Throughout the Great Depression and all through World War II, FDR took to the airwaves to inform and inspire a troubled, fearful nation.
- Read the FDR quotes provided below and then rewrite what you think the quote means using your own words.
- “The test of our progress is not whether we add more to the abundance of those who have much; it is whether we provide enough for those who have too little.” – Franklin Roosevelt, Second Inaugural Address, January 20, 1937
- “So, first of all, let me assert my firm belief that the only thing we have to fear is fear itself.” – Franklin Roosevelt, Inaugural Address, March 4, 1933
- “Better the occasional faults of a government that lives in a spirit of charity than the consistent omissions of a government frozen in the ice of its own indifference.” – Franklin D. Roosevelt, Acceptance Speech for the Renomination for the Presidency, June 27, 1936
- “We can never insure one hundred percent of the population against one hundred percent of the hazards and vicissitudes of life. But we have tried to frame a law which will give some measure of protection to the average citizen and to his family against the loss of a job and against poverty-ridden old age.” – Franklin Roosevelt, Statement on Signing the Social Security Act, August 14, 1935
- “I should like to have it said of my first Administration that in it the forces of selfishness and of lust for power met their match. I should like to have it said of my second Administration that in it these forces met their master.” – Franklin Roosevelt, Address at Madison Square Garden, October 31, 1936
- Think about how these quotes relate to the challenges facing us today. Write a few sentences to describe why you think that.

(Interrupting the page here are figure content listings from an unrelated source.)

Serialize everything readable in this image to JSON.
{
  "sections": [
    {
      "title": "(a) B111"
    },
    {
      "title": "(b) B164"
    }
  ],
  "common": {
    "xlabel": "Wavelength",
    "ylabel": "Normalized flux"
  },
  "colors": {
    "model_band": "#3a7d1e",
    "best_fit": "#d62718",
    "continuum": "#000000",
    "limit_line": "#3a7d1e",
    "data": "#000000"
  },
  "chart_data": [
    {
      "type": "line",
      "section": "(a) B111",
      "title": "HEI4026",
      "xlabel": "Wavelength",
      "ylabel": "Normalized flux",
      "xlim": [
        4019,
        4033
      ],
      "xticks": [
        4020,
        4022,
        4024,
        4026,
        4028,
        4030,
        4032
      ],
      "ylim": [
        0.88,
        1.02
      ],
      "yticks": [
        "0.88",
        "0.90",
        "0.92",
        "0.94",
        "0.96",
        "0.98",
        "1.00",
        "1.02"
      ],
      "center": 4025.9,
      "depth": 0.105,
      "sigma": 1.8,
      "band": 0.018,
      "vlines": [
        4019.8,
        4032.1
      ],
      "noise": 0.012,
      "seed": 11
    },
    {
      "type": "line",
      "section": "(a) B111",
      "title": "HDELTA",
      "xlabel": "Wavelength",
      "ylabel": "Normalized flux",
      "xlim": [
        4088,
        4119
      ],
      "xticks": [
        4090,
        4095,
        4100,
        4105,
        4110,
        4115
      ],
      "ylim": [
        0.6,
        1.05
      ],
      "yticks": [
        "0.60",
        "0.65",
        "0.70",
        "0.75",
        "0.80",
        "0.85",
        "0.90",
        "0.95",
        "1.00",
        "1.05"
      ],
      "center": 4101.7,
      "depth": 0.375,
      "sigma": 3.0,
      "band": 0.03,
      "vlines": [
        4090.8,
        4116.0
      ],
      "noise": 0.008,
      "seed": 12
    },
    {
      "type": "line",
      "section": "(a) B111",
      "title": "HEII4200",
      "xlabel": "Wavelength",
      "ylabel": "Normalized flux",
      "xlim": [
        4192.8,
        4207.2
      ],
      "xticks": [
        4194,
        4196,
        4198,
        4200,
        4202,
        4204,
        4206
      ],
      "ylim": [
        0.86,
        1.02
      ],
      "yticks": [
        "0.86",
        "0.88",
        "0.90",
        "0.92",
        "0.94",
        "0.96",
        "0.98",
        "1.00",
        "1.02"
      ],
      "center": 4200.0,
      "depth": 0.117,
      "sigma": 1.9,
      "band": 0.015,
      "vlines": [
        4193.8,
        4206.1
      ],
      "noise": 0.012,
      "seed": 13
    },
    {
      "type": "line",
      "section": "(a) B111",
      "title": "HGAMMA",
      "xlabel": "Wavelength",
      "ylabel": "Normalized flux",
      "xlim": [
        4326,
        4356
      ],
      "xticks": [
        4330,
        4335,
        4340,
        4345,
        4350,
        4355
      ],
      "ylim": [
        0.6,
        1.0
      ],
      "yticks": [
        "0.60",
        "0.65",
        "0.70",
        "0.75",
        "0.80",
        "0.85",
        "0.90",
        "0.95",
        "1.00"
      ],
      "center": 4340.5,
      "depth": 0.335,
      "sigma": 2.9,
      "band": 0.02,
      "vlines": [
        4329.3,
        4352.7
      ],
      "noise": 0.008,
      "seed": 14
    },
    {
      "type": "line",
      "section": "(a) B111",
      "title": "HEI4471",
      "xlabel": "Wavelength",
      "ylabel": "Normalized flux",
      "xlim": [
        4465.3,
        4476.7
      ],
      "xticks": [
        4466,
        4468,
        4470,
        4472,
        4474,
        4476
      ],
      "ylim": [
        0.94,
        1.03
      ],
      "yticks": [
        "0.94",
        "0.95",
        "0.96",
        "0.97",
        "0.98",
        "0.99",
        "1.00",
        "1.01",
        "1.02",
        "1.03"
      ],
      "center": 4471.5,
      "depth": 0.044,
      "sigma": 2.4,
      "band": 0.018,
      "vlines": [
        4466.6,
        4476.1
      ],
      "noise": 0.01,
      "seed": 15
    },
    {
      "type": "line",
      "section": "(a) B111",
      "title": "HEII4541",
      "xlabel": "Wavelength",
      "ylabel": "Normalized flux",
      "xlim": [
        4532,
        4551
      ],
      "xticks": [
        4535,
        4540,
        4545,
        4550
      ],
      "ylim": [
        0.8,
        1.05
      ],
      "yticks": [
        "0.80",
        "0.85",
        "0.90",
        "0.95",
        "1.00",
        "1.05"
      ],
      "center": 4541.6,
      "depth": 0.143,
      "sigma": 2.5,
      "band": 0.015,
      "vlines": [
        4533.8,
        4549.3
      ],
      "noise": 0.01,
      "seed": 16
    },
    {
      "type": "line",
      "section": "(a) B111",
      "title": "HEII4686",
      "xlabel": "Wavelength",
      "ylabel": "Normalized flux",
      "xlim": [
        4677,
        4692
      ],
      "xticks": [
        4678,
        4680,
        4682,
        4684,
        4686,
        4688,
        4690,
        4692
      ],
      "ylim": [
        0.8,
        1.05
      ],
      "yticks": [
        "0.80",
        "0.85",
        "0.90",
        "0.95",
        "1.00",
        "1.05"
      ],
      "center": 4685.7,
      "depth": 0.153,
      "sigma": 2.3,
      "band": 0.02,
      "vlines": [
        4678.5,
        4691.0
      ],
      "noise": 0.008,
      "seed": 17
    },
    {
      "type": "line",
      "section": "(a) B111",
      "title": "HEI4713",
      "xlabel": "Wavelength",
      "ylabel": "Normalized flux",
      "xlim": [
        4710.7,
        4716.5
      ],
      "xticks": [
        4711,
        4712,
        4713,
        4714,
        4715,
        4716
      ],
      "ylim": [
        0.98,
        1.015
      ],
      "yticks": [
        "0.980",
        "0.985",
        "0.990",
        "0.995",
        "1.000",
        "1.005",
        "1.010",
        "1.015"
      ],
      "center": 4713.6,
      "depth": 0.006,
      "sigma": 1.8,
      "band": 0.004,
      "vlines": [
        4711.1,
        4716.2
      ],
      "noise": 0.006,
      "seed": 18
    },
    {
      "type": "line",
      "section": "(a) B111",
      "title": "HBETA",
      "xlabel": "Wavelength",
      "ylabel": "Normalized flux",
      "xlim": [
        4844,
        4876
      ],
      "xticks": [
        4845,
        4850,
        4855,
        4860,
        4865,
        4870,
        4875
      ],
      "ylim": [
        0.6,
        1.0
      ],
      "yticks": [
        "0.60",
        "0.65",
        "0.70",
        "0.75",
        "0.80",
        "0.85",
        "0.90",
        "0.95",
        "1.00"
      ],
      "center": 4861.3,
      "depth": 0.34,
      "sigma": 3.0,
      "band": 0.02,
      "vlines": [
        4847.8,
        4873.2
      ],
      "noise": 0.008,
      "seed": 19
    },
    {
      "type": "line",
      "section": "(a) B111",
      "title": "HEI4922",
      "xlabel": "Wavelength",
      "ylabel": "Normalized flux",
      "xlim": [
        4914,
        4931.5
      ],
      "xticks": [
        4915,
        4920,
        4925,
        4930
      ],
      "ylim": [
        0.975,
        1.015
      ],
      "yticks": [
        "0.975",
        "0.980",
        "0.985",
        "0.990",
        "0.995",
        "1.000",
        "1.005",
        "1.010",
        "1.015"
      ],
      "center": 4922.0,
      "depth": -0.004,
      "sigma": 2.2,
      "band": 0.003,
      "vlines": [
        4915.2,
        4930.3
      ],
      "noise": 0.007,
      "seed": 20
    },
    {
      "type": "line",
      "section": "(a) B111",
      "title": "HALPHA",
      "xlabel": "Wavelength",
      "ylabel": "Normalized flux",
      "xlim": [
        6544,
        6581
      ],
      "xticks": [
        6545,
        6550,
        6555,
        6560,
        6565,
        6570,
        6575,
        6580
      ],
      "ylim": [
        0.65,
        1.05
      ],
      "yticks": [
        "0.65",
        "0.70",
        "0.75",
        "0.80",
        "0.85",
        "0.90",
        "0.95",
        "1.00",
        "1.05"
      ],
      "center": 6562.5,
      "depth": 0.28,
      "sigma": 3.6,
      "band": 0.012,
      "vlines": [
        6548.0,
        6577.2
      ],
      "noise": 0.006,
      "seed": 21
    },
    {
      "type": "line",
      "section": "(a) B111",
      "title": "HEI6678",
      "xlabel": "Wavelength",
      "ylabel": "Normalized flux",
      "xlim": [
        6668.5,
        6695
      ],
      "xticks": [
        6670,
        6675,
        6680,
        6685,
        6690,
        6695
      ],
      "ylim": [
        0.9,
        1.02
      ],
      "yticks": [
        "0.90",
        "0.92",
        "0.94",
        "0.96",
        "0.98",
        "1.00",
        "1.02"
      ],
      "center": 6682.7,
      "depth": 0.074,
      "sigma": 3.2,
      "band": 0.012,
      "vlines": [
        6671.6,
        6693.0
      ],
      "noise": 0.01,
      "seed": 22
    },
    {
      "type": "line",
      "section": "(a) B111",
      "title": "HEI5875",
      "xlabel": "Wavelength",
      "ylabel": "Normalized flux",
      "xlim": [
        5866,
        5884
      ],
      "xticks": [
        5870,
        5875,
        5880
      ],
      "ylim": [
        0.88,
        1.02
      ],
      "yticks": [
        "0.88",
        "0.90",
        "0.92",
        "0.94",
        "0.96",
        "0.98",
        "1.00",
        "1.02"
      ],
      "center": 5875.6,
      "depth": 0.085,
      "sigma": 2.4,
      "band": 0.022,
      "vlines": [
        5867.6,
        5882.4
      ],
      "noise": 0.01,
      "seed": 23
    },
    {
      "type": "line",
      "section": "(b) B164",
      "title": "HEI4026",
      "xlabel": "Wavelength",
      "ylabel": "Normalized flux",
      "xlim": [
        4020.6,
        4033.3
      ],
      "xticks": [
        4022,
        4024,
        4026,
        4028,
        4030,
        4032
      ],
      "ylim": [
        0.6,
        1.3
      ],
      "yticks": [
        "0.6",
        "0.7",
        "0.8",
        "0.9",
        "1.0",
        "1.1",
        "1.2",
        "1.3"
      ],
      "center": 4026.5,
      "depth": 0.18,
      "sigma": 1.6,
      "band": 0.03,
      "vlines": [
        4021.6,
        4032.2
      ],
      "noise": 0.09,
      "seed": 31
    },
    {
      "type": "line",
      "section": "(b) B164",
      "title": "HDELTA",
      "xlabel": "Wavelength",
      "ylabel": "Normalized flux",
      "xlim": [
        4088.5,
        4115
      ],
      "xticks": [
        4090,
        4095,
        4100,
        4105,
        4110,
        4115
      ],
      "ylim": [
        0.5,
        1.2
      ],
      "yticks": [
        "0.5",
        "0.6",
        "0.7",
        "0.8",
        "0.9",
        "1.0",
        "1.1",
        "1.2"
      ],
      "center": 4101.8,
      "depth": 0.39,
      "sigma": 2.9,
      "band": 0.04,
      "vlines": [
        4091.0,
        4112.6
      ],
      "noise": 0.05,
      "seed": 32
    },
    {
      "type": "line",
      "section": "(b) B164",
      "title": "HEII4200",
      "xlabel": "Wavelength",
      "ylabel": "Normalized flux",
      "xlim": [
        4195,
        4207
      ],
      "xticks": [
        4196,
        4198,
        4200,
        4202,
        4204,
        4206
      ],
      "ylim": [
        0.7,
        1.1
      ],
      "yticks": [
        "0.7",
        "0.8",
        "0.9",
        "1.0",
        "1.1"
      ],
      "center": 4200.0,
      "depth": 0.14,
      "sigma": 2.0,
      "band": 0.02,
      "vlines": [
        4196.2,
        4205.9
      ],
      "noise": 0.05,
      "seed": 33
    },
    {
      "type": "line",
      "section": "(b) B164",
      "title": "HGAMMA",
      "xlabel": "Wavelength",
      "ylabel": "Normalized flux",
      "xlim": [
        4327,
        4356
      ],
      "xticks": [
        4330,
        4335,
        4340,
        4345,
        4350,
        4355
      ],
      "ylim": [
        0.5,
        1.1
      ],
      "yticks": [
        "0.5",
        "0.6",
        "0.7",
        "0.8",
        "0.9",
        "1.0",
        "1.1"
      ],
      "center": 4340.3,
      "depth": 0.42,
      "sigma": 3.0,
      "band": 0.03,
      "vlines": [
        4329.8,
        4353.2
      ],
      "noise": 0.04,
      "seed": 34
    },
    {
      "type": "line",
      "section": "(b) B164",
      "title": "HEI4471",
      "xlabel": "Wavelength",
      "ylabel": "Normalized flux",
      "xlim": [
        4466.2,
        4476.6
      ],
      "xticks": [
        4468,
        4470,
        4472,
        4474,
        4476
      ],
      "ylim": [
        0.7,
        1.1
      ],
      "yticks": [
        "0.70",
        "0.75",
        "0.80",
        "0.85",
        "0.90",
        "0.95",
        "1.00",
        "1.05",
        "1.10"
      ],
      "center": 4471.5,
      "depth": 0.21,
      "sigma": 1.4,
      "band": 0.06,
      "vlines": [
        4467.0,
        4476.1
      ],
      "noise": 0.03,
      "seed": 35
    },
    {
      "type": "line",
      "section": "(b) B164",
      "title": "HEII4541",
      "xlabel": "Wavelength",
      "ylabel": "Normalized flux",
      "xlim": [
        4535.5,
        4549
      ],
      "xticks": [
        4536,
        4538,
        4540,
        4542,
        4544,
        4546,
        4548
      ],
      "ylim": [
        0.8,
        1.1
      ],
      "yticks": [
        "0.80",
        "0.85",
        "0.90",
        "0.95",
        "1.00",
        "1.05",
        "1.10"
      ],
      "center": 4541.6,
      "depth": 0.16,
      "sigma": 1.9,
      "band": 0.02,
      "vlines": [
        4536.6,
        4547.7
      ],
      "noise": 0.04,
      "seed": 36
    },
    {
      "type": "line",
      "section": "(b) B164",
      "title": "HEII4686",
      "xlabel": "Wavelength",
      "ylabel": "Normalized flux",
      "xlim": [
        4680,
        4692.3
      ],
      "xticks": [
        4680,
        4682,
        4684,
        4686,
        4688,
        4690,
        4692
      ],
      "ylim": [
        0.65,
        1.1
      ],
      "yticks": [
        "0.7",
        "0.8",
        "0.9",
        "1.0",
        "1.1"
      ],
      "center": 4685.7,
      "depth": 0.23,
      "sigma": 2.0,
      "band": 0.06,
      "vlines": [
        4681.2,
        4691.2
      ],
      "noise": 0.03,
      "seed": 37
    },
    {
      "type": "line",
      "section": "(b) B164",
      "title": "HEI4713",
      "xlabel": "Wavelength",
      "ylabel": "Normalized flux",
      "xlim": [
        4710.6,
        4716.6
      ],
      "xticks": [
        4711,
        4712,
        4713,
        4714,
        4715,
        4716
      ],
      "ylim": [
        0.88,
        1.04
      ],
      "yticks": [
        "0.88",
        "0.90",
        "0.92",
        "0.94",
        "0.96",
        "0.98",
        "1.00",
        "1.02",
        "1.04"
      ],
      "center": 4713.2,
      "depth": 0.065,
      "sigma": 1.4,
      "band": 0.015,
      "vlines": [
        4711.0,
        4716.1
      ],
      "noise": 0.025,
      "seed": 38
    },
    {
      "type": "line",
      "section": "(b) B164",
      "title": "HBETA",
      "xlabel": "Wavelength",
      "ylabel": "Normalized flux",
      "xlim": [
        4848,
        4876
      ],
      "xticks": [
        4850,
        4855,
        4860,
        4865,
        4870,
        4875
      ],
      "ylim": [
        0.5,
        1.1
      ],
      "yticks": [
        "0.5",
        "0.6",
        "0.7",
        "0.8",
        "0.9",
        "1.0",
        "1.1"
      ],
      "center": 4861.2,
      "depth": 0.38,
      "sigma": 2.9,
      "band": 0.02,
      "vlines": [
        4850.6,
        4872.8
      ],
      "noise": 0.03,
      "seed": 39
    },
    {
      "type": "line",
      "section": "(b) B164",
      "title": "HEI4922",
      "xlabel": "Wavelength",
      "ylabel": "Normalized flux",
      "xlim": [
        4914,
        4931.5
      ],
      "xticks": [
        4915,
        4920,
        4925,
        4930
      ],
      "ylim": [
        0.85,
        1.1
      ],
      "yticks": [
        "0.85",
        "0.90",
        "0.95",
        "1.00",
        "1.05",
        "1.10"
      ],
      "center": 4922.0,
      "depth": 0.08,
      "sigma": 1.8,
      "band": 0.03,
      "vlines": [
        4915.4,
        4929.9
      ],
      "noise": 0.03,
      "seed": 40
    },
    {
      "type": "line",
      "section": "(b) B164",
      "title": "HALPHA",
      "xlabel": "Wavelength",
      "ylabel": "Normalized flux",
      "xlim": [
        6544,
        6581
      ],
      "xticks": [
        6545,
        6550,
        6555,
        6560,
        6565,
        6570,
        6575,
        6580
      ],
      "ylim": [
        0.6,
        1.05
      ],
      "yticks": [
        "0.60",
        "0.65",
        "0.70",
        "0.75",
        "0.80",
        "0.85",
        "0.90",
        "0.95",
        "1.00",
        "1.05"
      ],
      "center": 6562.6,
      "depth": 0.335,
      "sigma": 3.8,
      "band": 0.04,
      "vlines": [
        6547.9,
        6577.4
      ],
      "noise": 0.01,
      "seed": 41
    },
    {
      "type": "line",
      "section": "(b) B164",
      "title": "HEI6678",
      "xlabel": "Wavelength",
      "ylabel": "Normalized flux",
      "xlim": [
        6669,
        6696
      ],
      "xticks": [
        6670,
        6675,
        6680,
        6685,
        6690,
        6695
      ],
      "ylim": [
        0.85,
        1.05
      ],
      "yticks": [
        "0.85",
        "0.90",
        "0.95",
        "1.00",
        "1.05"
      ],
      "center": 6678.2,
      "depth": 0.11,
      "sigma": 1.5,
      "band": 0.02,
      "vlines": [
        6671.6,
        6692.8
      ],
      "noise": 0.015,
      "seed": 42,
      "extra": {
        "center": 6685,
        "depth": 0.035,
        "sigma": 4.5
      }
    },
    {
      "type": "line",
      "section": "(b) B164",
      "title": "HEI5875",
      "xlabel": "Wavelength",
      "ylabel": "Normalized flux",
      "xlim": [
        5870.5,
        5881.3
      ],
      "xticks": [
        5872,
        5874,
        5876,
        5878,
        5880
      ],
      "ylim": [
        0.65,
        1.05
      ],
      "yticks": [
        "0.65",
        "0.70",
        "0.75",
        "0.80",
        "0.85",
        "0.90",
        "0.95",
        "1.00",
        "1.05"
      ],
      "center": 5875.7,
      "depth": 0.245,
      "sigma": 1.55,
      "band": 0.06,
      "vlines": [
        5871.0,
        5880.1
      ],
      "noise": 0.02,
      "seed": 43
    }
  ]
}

- Brainstorm the words that come to mind as you read these quotes and create a word cloud from the words you come up with.
- Repeat number 3 with each of the Roosevelt quotes. Are there certain words that keep coming to mind? Why do you suppose that is the case?
- Select keywords in the quotes above and use a thesaurus to find other words with the same meaning and substitute those words in for the one you selected. How does using the different word change the meaning or impact of the quote?
- Imagine you are FDR’s speechwriter and draft a quote that you think FDR might say about the current situation.
Questions to Consider:
- Why do you suppose these words spoken by FDR meant so much to people?
- How might history be different if these words were never spoken?
- Why do you suppose these quotes have stood the test of time?
- What have you learned about the power of words from doing this activity?
A Step Beyond:
- Research other famous quotes from Presidents or prominent people from the past and apply the procedures you used above to their quotes.
- Research what makes a great speech. What are the characteristics of a memorable speech? How do they compare to the FDR quotes you looked at?